FBI officers investigating the correspondence noted a couple of oddities. First, some of the language was off: it called for delegates to be ‘tanned and feathered’ rather than ‘tarred and feathered’. Then there was the timing: the letters arrived a day before the General Assembly was set to debate colonialism, in response to the Soviet leader Nikita Khrushchev’s demand that all colonial people be given independence.

In Active Measures, a mind-bending history of disinformation campaigns, Thomas Rid, a professor at Johns Hopkins, reveals that the KKK leaflet was one of thousands of forgeries created by the Soviet Union and its allies in the Cold War in order to exacerbate ‘even the smallest rift between enemies’. At the same time, Soviet secret services were also playing the other side of racial tensions. A front organisation called the African Friends Association cast doubt on US claims to help African countries:

We, Negroes living in the United States of America, are going to reveal the truth to you about the way Americans really treat people with dark skin.

Rid begins his story with early Bolshevik plots to ensnare White Russian emigrés, and takes us through to Putin’s online hacks and leaks of Western politicians’ emails. Not all ‘disinformation’ operations are about deceptive content, Rid notes; sometimes it’s the behaviour of the actor behind the operation that is the deceptive part. All the perpetrators care about is the effect. That effect can be direct and easy to measure. When, in 1951, the CIA sent shopowners in East Germany fake letters purportedly from the government in East Berlin, instructing them urgently to sell off goods at low prices, it created shortages. When, in 1972, the Stasi bribed and bamboozled two German MPs to abstain from a vote of confidence in chancellor Willy Brandt, they got to keep their favoured candidate in power, despite the odds. But it’s harder to measure the cumulative effect of long-term campaigns that play into existing social divides. Rid is keen to point out that disinformation bosses like to make exaggerated claims of their successes as crassly as any PR flack.

Most of the book is about Soviet bloc operations, for whom this sort of political warfare became ever more important as their soft power waned. The less anyone believed in the communist dream, the more they had to work to smear their enemies instead. These days Putin’s Russia doesn’t even try very hard to be a beacon on a hill.It just wants everyone to look as rotten as itself. The Kremlin’s renewed efforts will ensure that Active Measures appears on the reading list of government officials and security experts. But it would be a disservice to reduce it to such a narrow space. For this is a book about something much bigger: our relationship with truth and our desire for lies.

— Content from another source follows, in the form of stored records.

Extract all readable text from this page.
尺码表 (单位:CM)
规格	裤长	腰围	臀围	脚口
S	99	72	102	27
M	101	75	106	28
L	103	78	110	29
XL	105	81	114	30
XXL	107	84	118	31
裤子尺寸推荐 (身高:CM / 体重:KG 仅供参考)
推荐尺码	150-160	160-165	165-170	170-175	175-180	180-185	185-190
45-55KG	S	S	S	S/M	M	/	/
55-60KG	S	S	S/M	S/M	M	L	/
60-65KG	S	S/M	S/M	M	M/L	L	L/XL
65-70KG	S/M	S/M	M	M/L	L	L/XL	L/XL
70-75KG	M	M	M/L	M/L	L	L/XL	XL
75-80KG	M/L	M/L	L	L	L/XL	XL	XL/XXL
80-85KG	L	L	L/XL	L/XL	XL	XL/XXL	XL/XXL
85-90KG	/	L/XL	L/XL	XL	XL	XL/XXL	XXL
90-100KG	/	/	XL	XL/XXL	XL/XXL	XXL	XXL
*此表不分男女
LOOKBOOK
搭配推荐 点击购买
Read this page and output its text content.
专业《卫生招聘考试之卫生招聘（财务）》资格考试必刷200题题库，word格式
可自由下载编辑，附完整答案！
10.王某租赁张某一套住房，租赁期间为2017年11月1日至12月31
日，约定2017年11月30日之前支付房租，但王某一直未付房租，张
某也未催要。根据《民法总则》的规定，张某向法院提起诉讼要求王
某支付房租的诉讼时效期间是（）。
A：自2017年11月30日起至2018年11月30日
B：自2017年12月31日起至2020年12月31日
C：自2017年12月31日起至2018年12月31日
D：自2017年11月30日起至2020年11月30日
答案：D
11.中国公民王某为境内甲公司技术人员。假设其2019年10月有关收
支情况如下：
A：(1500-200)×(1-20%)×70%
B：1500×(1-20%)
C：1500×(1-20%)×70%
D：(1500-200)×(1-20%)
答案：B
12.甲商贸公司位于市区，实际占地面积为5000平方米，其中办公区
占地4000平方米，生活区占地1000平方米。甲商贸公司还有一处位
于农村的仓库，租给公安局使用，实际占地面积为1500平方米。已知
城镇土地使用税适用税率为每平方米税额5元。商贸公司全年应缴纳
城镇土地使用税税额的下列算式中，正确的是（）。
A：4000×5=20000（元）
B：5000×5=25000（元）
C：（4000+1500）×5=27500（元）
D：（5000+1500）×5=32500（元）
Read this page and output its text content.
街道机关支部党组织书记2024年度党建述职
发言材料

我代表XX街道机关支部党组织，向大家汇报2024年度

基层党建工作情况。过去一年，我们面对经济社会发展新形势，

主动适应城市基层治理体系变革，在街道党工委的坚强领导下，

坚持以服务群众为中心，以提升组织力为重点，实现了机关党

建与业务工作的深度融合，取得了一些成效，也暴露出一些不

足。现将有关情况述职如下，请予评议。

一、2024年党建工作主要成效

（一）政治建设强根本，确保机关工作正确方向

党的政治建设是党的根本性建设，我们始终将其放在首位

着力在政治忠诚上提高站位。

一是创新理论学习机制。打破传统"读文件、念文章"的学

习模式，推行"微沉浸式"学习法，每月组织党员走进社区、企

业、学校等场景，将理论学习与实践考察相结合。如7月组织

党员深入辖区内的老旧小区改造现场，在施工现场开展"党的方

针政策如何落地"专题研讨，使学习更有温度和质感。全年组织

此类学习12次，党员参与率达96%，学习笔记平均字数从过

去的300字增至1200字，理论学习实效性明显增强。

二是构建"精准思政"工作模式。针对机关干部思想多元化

Rid repeatedly shows how even shoddily produced disinformation gets traction if it resonates with what the target audience wants to hear. When Western peace activists in the 1960s were handed ‘evidence’ of American ‘plans’ to launch war in Europe, they decided that it didn’t matter if they were looking at a forgery, as ‘we can guess there is a document almost exactly like it’. In a more insidious way, Western media today lap up Kremlin hacks of our politicians because it satisfies the need for salacious stories — whatever the context.

The most dextrous disinformation unlocks horrible truths about our hidden attitudes. In the decades after the second world war the KGB sensed that the West had not coped with its historical anti-Semitism. Maybe a little encouragement would help to bring the poison back to the surface and get the Western allies accusing each other of housing Nazis?

The KGB first experimented back home: they daubed Nazi slogans in a village near Moscow. Most locals were shocked, but a small number were inspired to become anti-Semitic activists all on their own. The campaign was rolled out internationally. Swastikas appeared on synagogues in West Germany and the US. Jewish families received hate mail. Anti-Semitic leaflets were printed — and were soon being enthusiastically shared.